Seriously Wicked

“You have him in drama! He gets up and recites monologues about milking cows or whatever. How can you not know?”


“Mustard-aura,” repeated Jenah. We left the locker room, and strolled down the hall to First Hour Algebra II. Except we were running late, so it was a fast stroll. School had been back in session long enough for the walls to be well papered—fliers for clubs, posters for some school play, and the ubiquitous school-spirit banners in our stunning colors of orange and forest green. Outside the algebra room, a flyer for Blogging Club was papered over with one for Vlogging Club, and over that, one for the Halloween Dance. “So you’ll be okay with going solo to that on Friday?” said Jenah.

“Yuck,” I said. “Why do we have a Halloween dance anyway? Who wants to celebrate that?”

“Halloween is super-important,” said Jenah. She flicked back her hair as we neared the classroom. “It’s a time when you can commune with spirits. Ghosts. Demons.”

I shuddered. “You wouldn’t be so fond of demons if you thought they actually existed,” I said. “Just like it’s real easy to think witches are cool if you haven’t actually met them.”

“Witches?” she said, with an eyebrow.

“Or whatever. You know.”

I pushed open the scarred wooden door and Jenah hissed behind me. “There he is. Go get him, tiger!”

’Course, you all know what happened next.

Sitting in the desk next to mine was a sweet-faced boy-band boy who, at the sight of me and my dry jeans, blushed red-hot pink to the tips of his perfectly shaped ears.





2

In a Pig’s Ear

It wasn’t the fault of the red-eared boy-band boy sitting next to me during Algebra II. I flunked the algebra test all on my own merits.

Okay, maybe I didn’t flunk, but there’s no way I did better than a 70, which was practically as bad. As long as I maintained my A’ s, teachers didn’t get too upset when the witch didn’t come in for parent conferences. But a C-minus? If I went downhill in algebra, then good old Rourke would be calling Sarmine Scarabouche on the phone, and wouldn’t that just go over well. The witch had never come to a single thing at school my entire life and I planned to make sure it stayed that way.

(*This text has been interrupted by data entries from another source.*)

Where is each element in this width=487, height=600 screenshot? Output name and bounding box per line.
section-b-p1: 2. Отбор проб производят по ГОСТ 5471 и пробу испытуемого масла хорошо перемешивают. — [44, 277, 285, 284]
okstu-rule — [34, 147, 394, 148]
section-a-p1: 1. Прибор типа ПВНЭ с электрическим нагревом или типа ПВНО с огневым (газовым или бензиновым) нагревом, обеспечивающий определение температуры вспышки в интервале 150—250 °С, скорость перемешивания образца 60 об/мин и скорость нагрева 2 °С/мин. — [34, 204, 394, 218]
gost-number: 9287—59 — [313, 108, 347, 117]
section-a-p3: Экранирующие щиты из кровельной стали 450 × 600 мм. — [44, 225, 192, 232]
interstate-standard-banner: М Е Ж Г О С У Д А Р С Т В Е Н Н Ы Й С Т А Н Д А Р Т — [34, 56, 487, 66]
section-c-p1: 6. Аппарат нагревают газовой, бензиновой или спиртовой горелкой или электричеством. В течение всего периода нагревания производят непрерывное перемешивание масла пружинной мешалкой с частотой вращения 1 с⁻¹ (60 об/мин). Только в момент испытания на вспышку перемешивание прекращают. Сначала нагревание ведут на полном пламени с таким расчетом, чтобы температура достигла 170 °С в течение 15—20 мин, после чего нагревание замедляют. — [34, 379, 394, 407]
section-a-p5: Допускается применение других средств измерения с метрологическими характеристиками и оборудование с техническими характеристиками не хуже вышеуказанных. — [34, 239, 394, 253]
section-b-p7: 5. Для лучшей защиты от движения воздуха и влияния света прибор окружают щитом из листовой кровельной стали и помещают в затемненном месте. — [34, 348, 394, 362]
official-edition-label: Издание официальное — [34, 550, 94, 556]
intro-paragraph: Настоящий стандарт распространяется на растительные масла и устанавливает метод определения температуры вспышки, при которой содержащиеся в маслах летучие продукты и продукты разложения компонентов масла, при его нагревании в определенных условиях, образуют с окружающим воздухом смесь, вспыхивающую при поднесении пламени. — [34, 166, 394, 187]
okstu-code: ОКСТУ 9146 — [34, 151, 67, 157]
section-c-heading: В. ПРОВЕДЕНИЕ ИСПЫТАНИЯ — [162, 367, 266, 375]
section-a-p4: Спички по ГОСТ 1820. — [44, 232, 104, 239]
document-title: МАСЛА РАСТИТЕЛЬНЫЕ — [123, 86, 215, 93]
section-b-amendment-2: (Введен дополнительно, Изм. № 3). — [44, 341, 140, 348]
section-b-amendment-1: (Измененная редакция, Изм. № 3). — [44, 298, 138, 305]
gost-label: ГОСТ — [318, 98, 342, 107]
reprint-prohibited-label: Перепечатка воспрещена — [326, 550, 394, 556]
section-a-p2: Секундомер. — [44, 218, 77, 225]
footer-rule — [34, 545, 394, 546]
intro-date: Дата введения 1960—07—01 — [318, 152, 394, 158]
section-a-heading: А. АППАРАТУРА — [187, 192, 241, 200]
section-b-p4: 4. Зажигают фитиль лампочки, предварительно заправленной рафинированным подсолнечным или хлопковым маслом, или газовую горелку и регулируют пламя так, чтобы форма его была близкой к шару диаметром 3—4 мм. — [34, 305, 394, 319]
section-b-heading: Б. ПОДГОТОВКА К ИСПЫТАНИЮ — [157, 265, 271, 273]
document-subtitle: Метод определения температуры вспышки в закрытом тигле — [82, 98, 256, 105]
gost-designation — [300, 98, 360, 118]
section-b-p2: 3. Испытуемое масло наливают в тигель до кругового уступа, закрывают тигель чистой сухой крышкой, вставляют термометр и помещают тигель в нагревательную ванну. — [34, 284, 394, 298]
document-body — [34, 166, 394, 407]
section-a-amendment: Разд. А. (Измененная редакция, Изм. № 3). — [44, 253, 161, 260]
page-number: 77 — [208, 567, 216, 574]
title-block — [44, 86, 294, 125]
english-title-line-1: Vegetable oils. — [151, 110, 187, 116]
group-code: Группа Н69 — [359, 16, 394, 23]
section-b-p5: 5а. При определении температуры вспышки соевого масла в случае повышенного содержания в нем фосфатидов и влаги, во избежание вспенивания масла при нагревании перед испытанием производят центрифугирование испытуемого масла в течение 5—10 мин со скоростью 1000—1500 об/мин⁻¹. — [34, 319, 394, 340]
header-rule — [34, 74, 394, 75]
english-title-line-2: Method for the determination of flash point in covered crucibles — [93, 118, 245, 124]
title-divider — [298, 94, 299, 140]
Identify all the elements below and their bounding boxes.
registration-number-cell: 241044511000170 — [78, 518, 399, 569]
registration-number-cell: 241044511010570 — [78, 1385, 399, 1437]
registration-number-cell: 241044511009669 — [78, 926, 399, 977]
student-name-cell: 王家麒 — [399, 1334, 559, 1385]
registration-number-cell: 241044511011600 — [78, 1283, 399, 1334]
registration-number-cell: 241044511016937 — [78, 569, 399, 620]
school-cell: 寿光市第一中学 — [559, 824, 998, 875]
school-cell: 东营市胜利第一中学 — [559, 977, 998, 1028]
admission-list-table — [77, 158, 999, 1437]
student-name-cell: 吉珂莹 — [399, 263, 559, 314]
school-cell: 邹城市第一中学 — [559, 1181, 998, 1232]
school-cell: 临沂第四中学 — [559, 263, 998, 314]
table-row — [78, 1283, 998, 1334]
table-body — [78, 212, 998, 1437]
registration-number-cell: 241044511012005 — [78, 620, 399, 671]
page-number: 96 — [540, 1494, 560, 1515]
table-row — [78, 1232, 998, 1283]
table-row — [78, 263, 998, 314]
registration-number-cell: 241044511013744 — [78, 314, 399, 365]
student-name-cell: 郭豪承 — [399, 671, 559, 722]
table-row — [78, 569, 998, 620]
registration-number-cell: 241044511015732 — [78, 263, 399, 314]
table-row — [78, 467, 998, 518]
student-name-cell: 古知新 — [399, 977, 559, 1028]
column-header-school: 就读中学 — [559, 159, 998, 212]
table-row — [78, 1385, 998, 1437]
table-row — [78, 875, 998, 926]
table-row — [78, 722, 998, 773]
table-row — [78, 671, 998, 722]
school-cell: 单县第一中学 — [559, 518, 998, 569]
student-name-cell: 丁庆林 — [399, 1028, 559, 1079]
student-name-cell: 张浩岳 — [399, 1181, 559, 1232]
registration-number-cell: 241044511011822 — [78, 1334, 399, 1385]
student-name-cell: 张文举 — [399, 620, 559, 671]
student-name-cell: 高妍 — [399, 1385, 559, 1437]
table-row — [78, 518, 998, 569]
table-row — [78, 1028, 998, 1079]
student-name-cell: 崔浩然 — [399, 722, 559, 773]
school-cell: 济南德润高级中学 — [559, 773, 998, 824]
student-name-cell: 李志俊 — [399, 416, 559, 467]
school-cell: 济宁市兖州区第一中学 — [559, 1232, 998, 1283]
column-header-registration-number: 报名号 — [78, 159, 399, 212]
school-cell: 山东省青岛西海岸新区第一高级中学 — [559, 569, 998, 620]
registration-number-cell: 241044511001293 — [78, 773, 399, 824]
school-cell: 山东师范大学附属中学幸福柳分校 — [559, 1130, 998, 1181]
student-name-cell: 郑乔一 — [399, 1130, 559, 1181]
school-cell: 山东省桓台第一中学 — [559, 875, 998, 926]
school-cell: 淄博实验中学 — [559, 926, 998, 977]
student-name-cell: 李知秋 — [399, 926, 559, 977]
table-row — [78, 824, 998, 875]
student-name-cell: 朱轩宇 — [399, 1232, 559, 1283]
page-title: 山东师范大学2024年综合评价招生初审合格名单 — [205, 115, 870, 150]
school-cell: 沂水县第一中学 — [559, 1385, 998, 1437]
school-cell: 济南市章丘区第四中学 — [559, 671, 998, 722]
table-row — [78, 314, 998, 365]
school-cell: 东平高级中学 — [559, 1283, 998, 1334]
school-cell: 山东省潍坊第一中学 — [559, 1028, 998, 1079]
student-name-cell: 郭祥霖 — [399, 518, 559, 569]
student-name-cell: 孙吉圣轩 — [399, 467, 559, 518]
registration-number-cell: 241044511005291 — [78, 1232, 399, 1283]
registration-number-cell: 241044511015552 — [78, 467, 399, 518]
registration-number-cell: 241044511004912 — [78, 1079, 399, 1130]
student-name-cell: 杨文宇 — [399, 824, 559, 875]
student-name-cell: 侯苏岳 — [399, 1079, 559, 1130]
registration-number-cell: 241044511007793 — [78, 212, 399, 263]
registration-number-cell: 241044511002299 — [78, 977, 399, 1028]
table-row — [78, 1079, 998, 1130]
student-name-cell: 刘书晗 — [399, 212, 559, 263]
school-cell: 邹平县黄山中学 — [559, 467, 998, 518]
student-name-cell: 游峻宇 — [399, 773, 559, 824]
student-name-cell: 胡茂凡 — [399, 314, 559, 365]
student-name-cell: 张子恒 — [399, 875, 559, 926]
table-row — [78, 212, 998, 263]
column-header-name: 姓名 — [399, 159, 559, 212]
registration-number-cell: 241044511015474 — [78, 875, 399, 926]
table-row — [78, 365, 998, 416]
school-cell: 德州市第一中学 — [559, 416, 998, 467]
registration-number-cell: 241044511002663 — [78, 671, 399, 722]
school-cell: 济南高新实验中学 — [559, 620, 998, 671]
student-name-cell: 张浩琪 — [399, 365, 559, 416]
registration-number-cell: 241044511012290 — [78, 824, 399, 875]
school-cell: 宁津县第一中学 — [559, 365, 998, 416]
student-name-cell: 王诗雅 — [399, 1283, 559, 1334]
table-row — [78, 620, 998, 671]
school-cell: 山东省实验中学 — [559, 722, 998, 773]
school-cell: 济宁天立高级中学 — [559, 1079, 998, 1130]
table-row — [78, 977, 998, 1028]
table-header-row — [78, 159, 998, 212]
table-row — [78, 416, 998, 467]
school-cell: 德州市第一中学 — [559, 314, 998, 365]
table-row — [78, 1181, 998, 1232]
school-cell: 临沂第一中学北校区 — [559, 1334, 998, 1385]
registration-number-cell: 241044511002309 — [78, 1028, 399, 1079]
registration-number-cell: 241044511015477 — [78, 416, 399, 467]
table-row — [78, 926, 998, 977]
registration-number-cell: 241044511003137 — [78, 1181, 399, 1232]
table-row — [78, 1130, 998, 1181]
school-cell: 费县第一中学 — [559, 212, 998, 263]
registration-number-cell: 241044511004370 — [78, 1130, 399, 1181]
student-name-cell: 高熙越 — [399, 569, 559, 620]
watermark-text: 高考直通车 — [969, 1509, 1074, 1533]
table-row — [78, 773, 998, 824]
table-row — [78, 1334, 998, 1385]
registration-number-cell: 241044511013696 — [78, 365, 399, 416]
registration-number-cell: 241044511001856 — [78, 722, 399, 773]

The others streamed out the door as I pushed my way to Rourke’s desk in the back corner. “Mr. Rourke?” I said. He wore way-too-thin button-down shirts that’d been washed too many times. Jenah called him Mr. Visible Undershirt, sometimes too loudly.

“What is it, Camellia?”

“Mr. Rourke,” I said again. Here’s where Jenah would study his aura and see how to butter him up, but for good or bad, I was a straight shooter. “I know I sucked on that test. Can I do some extra credit to make up?”

“I don’t give out extra credit willy-nilly,” said Rourke, nudging the tests into a perfect stack. His four red pens were horizontal at the top of his laminated desk. A full two-liter of off-brand root beer stood capped on the corner, and an empty one fizzed off a faint sarsaparilla smell from the plastic wastebasket. I thought he must be lonely.

“Okay, what else could I do?” I said. “Could I study more and retake it? I know I’m not hopeless at math. I had A’s in Algebra One and Geometry. Algebra Two is just kinda … mysterious.”

Rourke scratched his whiskery chin. “You could come after school and work with our tutor. If I see improvement, I might consider some extra credit.”

“Awesome,” I said. “I’ll be in tomorrow.”

“Today,” said Rourke. “He only comes on Tuesdays and Thursdays.”

“I can’t today,” I said.

Rourke flipped through the tests till he found mine. Without even needing an answer sheet, he went through, x-ing out my work with a thick red felt tip.

“Er. I thought we got credit for showing our work?”

Rourke drew another set of red X’s. “If it’s good work,” he said. He flipped back to the front, capped his first red pen and chose a different one from the lineup. This one was a lurid red-orange and smelled like rubbing alcohol. In slow motion it wrote a very decisive “61%” next to my name. “You know, I have been looking forward to meeting your aunt,” Rourke said. “I hear she is a very striking woman.”

Cold dread iced my spine. “I’ll see you after school,” I said.

*

With Mr. Visible Undershirt commandeering my after-school hour, I was going to have to sneak out at lunch to get the witch’s errands done.

That is, if I should do her errands.